Salary to Hourly Calculator
$
40
Hourly Rate$48.08
Weekly$1,923.08
Biweekly$3,846.15
Monthly$8,333.33
Turning an annual salary into a real hourly rate depends on how many hours and weeks you actually work, and this calculator lets you set both. It divides your yearly pay by the total hours you work in a year to give a true hourly equivalent, and it also breaks the salary into weekly, biweekly, and monthly amounts so you can sanity-check a job offer or a contract rate.
Formula
hourly = salary ÷ (hoursPerWeek × weeksPerYear)
- salary
- Gross annual salary
- hoursPerWeek
- Hours worked each week
- weeksPerYear
- Paid working weeks per year
How it works
- Enter your annual salary, the hours you work per week, and the number of weeks you work per year (use a value below 52 if you take unpaid time off).
- The hourly rate is your salary divided by total annual hours, which is hours per week multiplied by weeks per year.
- The weekly figure is salary divided by weeks per year, biweekly is twice the weekly amount, and monthly is always the salary divided by 12.
Worked example
A $60,000 salary for someone working 40 hours a week across all 52 weeks of the year.

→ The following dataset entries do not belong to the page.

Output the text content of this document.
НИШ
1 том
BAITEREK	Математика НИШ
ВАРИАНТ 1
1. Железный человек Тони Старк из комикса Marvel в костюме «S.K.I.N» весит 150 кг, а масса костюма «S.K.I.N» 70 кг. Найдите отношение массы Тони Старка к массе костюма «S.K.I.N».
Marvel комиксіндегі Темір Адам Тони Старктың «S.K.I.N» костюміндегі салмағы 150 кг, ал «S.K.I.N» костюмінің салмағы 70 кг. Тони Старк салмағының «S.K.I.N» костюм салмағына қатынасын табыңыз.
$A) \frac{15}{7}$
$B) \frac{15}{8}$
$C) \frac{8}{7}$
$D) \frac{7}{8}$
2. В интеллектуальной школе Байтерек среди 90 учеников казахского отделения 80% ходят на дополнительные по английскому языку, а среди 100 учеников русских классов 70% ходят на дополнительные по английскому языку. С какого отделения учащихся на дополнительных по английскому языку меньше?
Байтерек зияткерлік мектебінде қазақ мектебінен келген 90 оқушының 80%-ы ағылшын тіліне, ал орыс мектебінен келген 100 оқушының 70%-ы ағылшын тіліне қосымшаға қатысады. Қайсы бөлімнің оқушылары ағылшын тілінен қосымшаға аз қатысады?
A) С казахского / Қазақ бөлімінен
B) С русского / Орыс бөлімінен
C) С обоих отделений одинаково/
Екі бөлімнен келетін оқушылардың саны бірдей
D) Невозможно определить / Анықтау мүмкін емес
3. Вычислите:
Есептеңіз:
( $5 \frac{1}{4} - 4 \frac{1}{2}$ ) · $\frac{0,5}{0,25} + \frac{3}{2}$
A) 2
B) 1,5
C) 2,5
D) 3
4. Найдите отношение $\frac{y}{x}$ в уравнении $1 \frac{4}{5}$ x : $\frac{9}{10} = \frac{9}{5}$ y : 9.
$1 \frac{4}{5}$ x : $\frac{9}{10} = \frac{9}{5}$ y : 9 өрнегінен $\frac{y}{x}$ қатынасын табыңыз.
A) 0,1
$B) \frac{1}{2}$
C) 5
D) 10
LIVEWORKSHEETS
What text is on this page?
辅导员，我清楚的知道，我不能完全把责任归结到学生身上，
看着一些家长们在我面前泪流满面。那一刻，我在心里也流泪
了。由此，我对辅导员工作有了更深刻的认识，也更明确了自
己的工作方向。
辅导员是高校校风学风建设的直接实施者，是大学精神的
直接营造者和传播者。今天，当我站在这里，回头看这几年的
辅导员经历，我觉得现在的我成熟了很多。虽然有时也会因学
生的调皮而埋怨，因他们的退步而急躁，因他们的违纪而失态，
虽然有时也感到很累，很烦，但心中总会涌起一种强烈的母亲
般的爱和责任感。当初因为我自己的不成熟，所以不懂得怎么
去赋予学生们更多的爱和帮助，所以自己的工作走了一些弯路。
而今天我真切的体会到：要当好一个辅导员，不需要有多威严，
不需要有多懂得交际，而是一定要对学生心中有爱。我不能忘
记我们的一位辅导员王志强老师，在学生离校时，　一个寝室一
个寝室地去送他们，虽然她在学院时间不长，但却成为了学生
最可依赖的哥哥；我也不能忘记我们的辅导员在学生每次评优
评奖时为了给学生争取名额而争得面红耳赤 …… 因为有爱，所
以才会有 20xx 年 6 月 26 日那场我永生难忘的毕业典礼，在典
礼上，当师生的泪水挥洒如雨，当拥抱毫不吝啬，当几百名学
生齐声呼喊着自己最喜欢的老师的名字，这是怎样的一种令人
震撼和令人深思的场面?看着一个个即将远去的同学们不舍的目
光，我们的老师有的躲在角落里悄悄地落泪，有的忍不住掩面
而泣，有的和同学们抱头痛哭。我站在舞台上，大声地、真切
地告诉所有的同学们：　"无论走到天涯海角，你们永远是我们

- Total annual hours: 40 × 52 = 2,080.
- Hourly rate: 60,000 ÷ 2,080 = $28.85 (rounded to the nearest cent).
- Weekly: 60,000 ÷ 52 = $1,153.85; biweekly: 1,153.85 × 2 = $2,307.69; monthly: 60,000 ÷ 12 = $5,000.

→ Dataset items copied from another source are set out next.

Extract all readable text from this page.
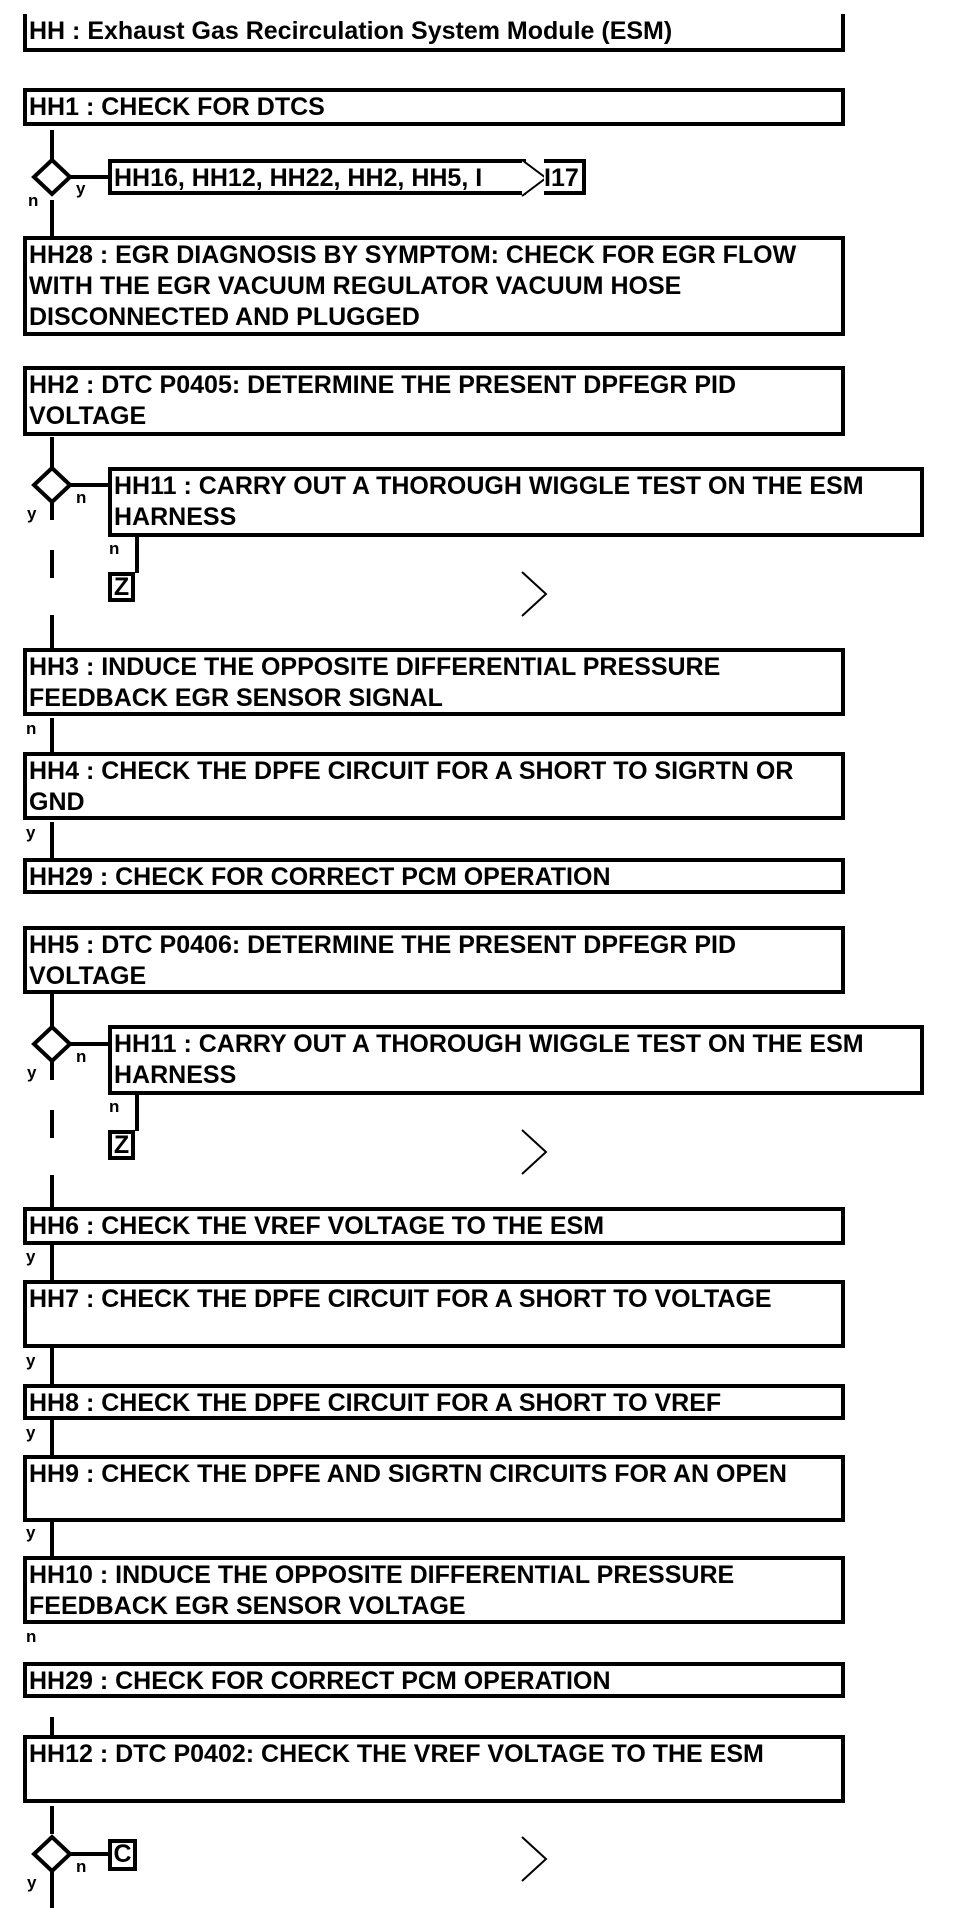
HH : Exhaust Gas Recirculation System Module (ESM)
HH1 : CHECK FOR DTCS
HH16, HH12, HH22, HH2, HH5, I	I17
HH28 : EGR DIAGNOSIS BY SYMPTOM: CHECK FOR EGR FLOW WITH THE EGR VACUUM REGULATOR VACUUM HOSE DISCONNECTED AND PLUGGED
HH2 : DTC P0405: DETERMINE THE PRESENT DPFEGR PID VOLTAGE
HH11 : CARRY OUT A THOROUGH WIGGLE TEST ON THE ESM HARNESS
Z
HH3 : INDUCE THE OPPOSITE DIFFERENTIAL PRESSURE FEEDBACK EGR SENSOR SIGNAL
HH4 : CHECK THE DPFE CIRCUIT FOR A SHORT TO SIGRTN OR GND
HH29 : CHECK FOR CORRECT PCM OPERATION
HH5 : DTC P0406: DETERMINE THE PRESENT DPFEGR PID VOLTAGE
HH11 : CARRY OUT A THOROUGH WIGGLE TEST ON THE ESM HARNESS
Z
HH6 : CHECK THE VREF VOLTAGE TO THE ESM
HH7 : CHECK THE DPFE CIRCUIT FOR A SHORT TO VOLTAGE
HH8 : CHECK THE DPFE CIRCUIT FOR A SHORT TO VREF
HH9 : CHECK THE DPFE AND SIGRTN CIRCUITS FOR AN OPEN
HH10 : INDUCE THE OPPOSITE DIFFERENTIAL PRESSURE FEEDBACK EGR SENSOR VOLTAGE
HH29 : CHECK FOR CORRECT PCM OPERATION
HH12 : DTC P0402: CHECK THE VREF VOLTAGE TO THE ESM
C
n
y
y
n
n
n
y
y
n
n
y
y
y
y
n
n
y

Hourly $28.85, weekly $1,153.85, biweekly $2,307.69, monthly $5,000.00.
Frequently asked questions
- Why does the monthly figure ignore my weeks-per-year setting?
- Months are calendar-based, so the calculator always splits the annual salary into 12 equal monthly amounts. Only the hourly and weekly figures depend on the hours and weeks you actually work.
- How do unpaid vacation weeks change my hourly rate?
- Setting fewer weeks per year raises your effective hourly rate because the same salary is earned over fewer working hours. For example, dropping from 52 to 48 weeks at 40 hours raises the hours base from 2,080 to 1,920.
- Is the hourly rate before or after tax?
- It is a gross rate, calculated straight from your stated salary with no deductions. Income tax, Social Security, Medicare, and benefit contributions are not removed, so your net hourly take-home will be lower.